Life is about enjoying this time we have with one another. Yes, we must eat, sleep, consume water, and be clothed (I am chuckling). There is more to this world than fancy homes, clothes, vehicles, and electronics. There is culture, diversity, and love to have. Places to see. You focus on letting that light shine and sharing it with others. Pushing out the darkness that surrounds this world is more valuable than a tech CEO’s bank account. I don’t want to be that CEO. Life is more complicated when you have an obscene over-abundance of what people desire the most. Trust me on this, I lost friends when my credit score dropped. Talk about transactional friendships!

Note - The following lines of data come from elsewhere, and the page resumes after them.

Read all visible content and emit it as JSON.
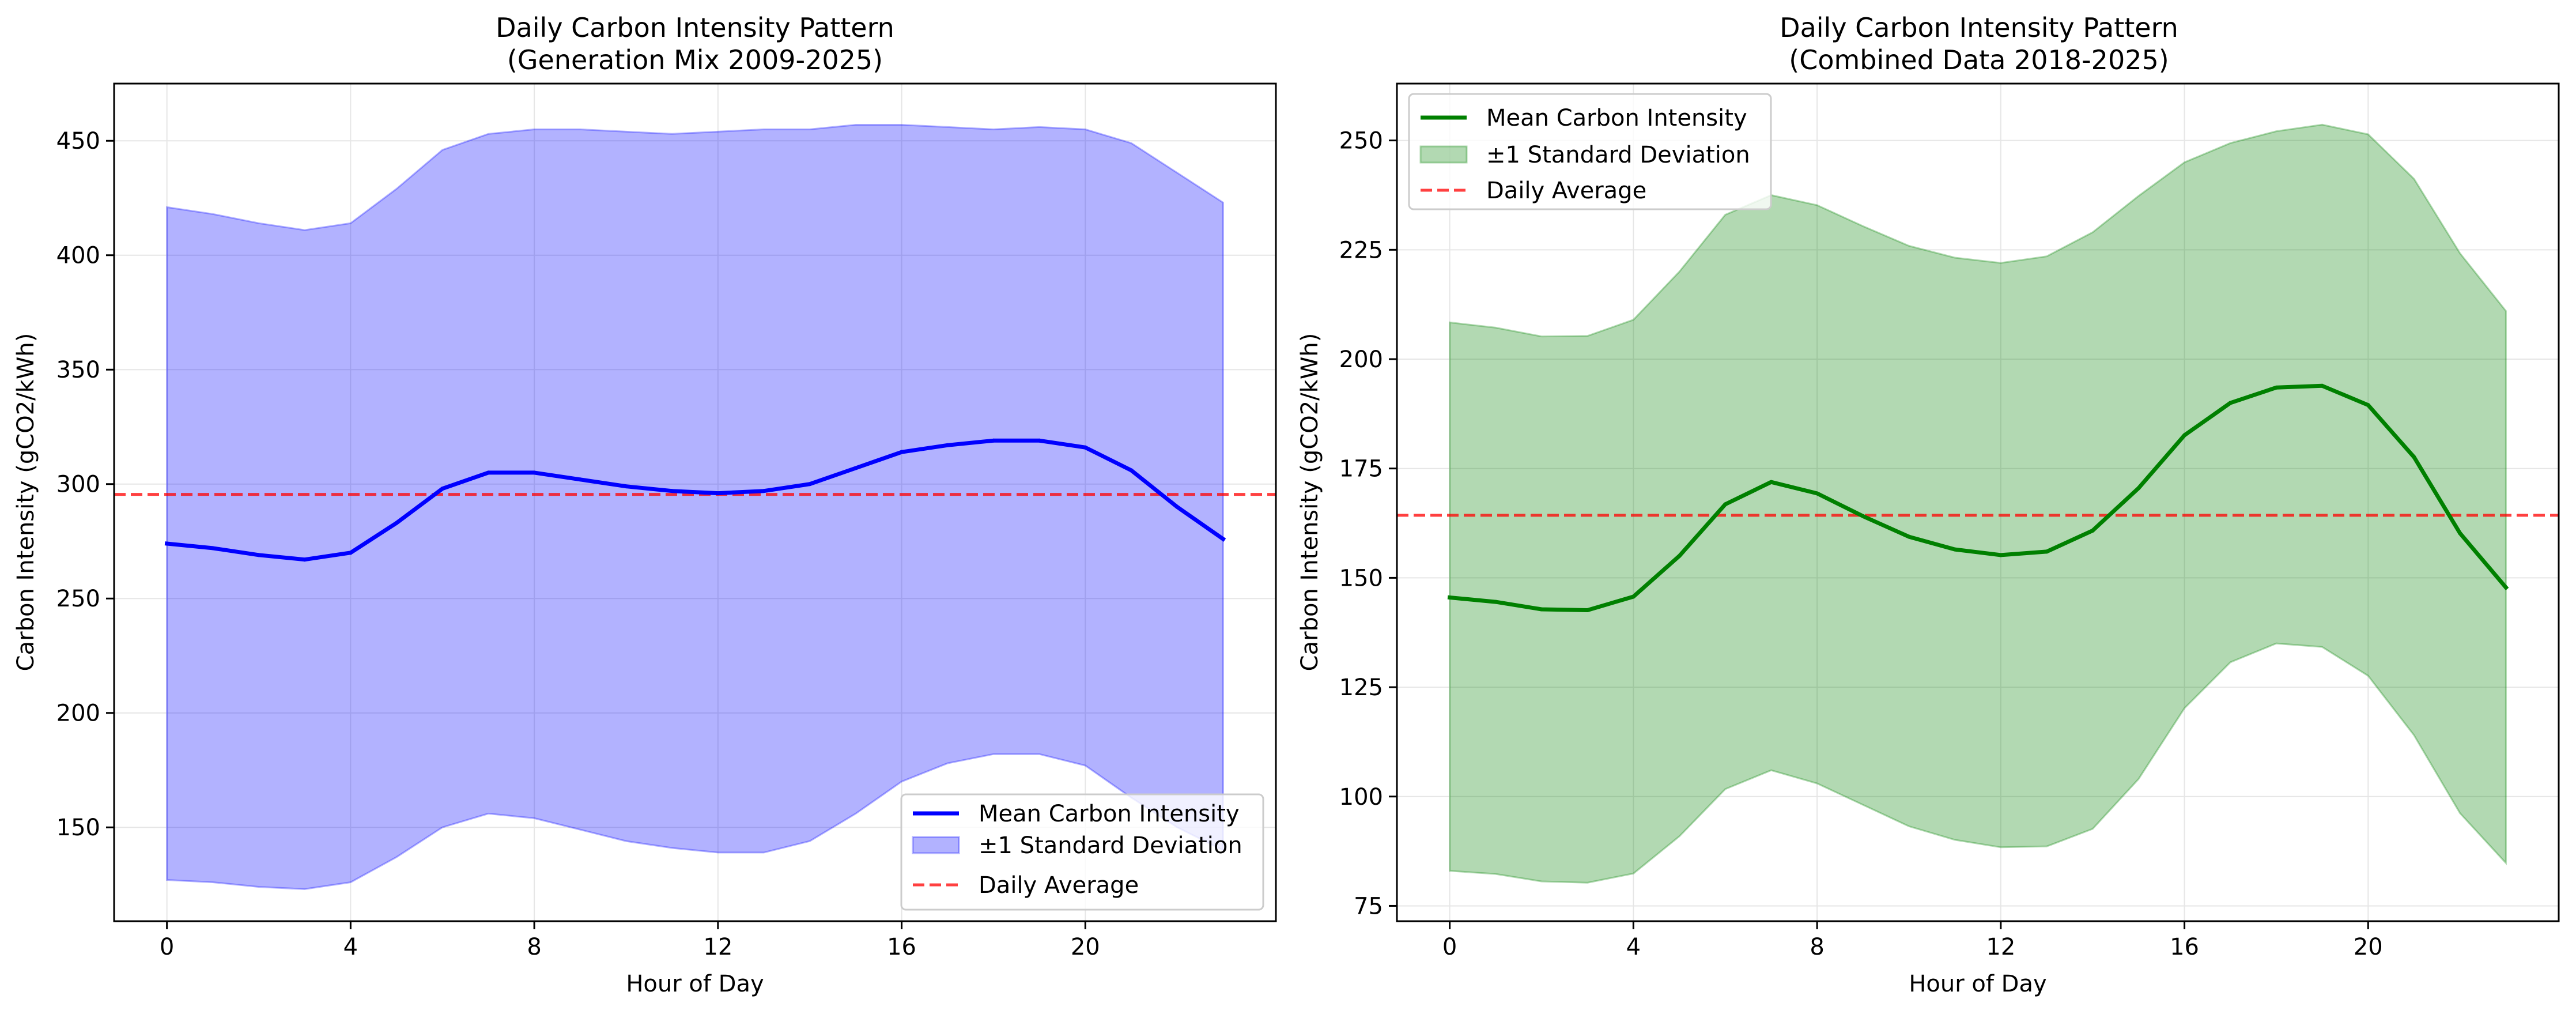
{
  "figure": {
    "background": "#ffffff"
  },
  "chart_data": [
    {
      "type": "area",
      "title": "Daily Carbon Intensity Pattern",
      "subtitle": "(Generation Mix 2009-2025)",
      "xlabel": "Hour of Day",
      "ylabel": "Carbon Intensity (gCO2/kWh)",
      "xlim": [
        -1.15,
        24.15
      ],
      "ylim": [
        109,
        475
      ],
      "xticks": [
        0,
        4,
        8,
        12,
        16,
        20
      ],
      "yticks": [
        150,
        200,
        250,
        300,
        350,
        400,
        450
      ],
      "grid": true,
      "legend_position": "lower-right",
      "x": [
        0,
        1,
        2,
        3,
        4,
        5,
        6,
        7,
        8,
        9,
        10,
        11,
        12,
        13,
        14,
        15,
        16,
        17,
        18,
        19,
        20,
        21,
        22,
        23
      ],
      "mean": {
        "name": "Mean Carbon Intensity",
        "color": "#0000ff",
        "values": [
          274,
          272,
          269,
          267,
          270,
          283,
          298,
          305,
          305,
          302,
          299,
          297,
          296,
          297,
          300,
          307,
          314,
          317,
          319,
          319,
          316,
          306,
          290,
          276
        ]
      },
      "band": {
        "name": "±1 Standard Deviation",
        "color": "#0000ff",
        "upper": [
          421,
          418,
          414,
          411,
          414,
          429,
          446,
          453,
          455,
          455,
          454,
          453,
          454,
          455,
          455,
          457,
          457,
          456,
          455,
          456,
          455,
          449,
          436,
          423
        ],
        "lower": [
          127,
          126,
          124,
          123,
          126,
          137,
          150,
          156,
          154,
          149,
          144,
          141,
          139,
          139,
          144,
          156,
          170,
          178,
          182,
          182,
          177,
          163,
          150,
          140
        ]
      },
      "average": {
        "name": "Daily Average",
        "color": "#ff0000",
        "value": 295.5
      }
    },
    {
      "type": "area",
      "title": "Daily Carbon Intensity Pattern",
      "subtitle": "(Combined Data 2018-2025)",
      "xlabel": "Hour of Day",
      "ylabel": "Carbon Intensity (gCO2/kWh)",
      "xlim": [
        -1.15,
        24.15
      ],
      "ylim": [
        71.5,
        263
      ],
      "xticks": [
        0,
        4,
        8,
        12,
        16,
        20
      ],
      "yticks": [
        75,
        100,
        125,
        150,
        175,
        200,
        225,
        250
      ],
      "grid": true,
      "legend_position": "top-left",
      "x": [
        0,
        1,
        2,
        3,
        4,
        5,
        6,
        7,
        8,
        9,
        10,
        11,
        12,
        13,
        14,
        15,
        16,
        17,
        18,
        19,
        20,
        21,
        22,
        23
      ],
      "mean": {
        "name": "Mean Carbon Intensity",
        "color": "#008000",
        "values": [
          145.5,
          144.5,
          142.8,
          142.6,
          145.7,
          155,
          166.8,
          171.9,
          169.3,
          164.1,
          159.4,
          156.5,
          155.2,
          156,
          160.8,
          170.5,
          182.6,
          190,
          193.5,
          193.9,
          189.5,
          177.6,
          160.2,
          147.8
        ]
      },
      "band": {
        "name": "±1 Standard Deviation",
        "color": "#008000",
        "upper": [
          208.4,
          207.2,
          205.2,
          205.3,
          209,
          220,
          233,
          237.5,
          235.2,
          230.4,
          225.9,
          223.2,
          222,
          223.5,
          229,
          237.3,
          245,
          249.4,
          252.1,
          253.6,
          251.4,
          241.2,
          224.2,
          211
        ],
        "lower": [
          83,
          82.3,
          80.6,
          80.3,
          82.4,
          90.9,
          101.7,
          106,
          103,
          98.1,
          93.2,
          90.1,
          88.4,
          88.6,
          92.6,
          104,
          120.2,
          130.7,
          135,
          134.2,
          127.6,
          114,
          96.2,
          84.8
        ]
      },
      "average": {
        "name": "Daily Average",
        "color": "#ff0000",
        "value": 164.3
      }
    }
  ]
}
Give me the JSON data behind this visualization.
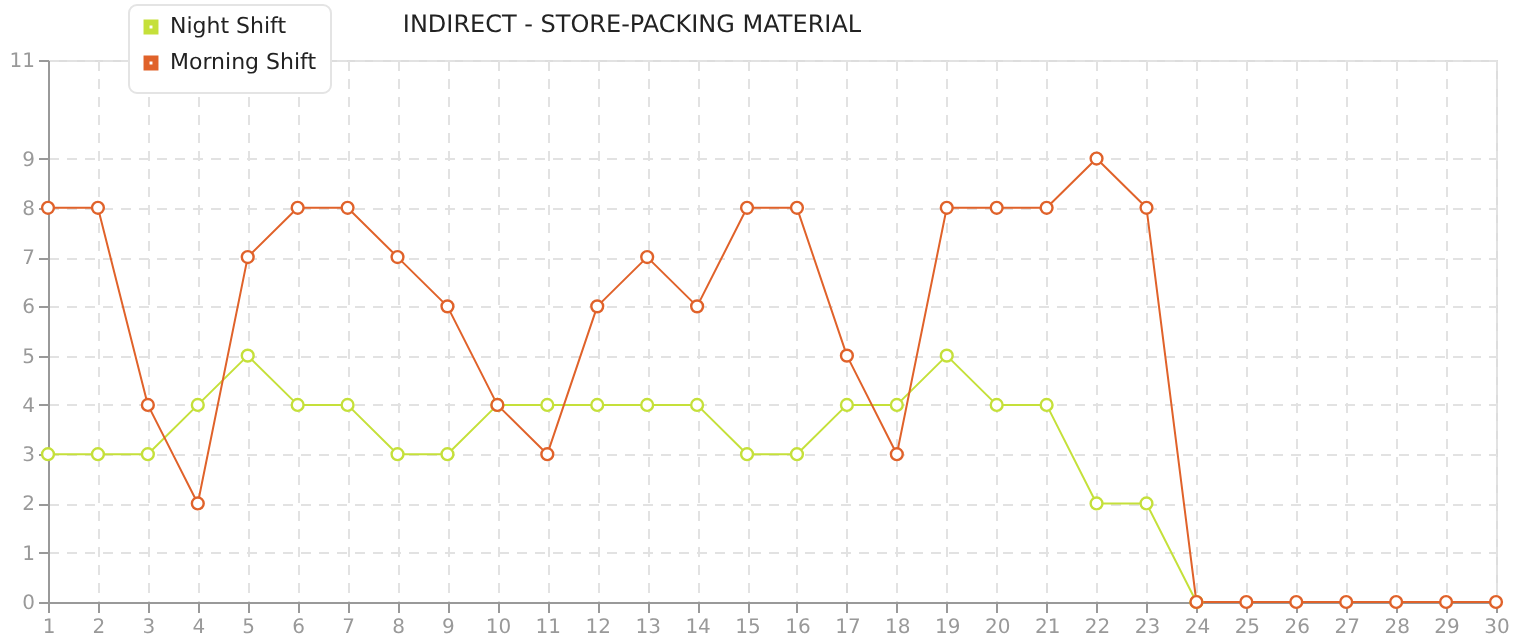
{
  "chart_data": {
    "type": "line",
    "title": "INDIRECT - STORE-PACKING  MATERIAL",
    "x": [
      1,
      2,
      3,
      4,
      5,
      6,
      7,
      8,
      9,
      10,
      11,
      12,
      13,
      14,
      15,
      16,
      17,
      18,
      19,
      20,
      21,
      22,
      23,
      24,
      25,
      26,
      27,
      28,
      29,
      30
    ],
    "series": [
      {
        "name": "Night Shift",
        "color": "#c5e03a",
        "values": [
          3,
          3,
          3,
          4,
          5,
          4,
          4,
          3,
          3,
          4,
          4,
          4,
          4,
          4,
          3,
          3,
          4,
          4,
          5,
          4,
          4,
          2,
          2,
          0,
          null,
          null,
          null,
          null,
          null,
          null
        ]
      },
      {
        "name": "Morning Shift",
        "color": "#e0622a",
        "values": [
          8,
          8,
          4,
          2,
          7,
          8,
          8,
          7,
          6,
          4,
          3,
          6,
          7,
          6,
          8,
          8,
          5,
          3,
          8,
          8,
          8,
          9,
          8,
          0,
          0,
          0,
          0,
          0,
          0,
          0
        ]
      }
    ],
    "xlim": [
      1,
      30
    ],
    "xticks": [
      1,
      2,
      3,
      4,
      5,
      6,
      7,
      8,
      9,
      10,
      11,
      12,
      13,
      14,
      15,
      16,
      17,
      18,
      19,
      20,
      21,
      22,
      23,
      24,
      25,
      26,
      27,
      28,
      29,
      30
    ],
    "ylim": [
      0,
      11
    ],
    "yticks": [
      0,
      1,
      2,
      3,
      4,
      5,
      6,
      7,
      8,
      9,
      11
    ],
    "grid": true,
    "legend": "top left",
    "marker": "circle",
    "line_style": "solid"
  }
}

Life Indiscreet is about just that, being indiscreet about the truth. As much as it does not sit well with some, it is, a truth.
Those who base their faith and ideology around a book that tells them how to live are the same who “covet” what their neighbor has. Hence, furthering that longing for “stuff”. Very few live up to those words in that book, majority pervert them. After all, it is just a book. A literary work. You see them raising money with their ministries “to spread the Word of God!”. I am 100% that God does not care about money or better yet, a credit score.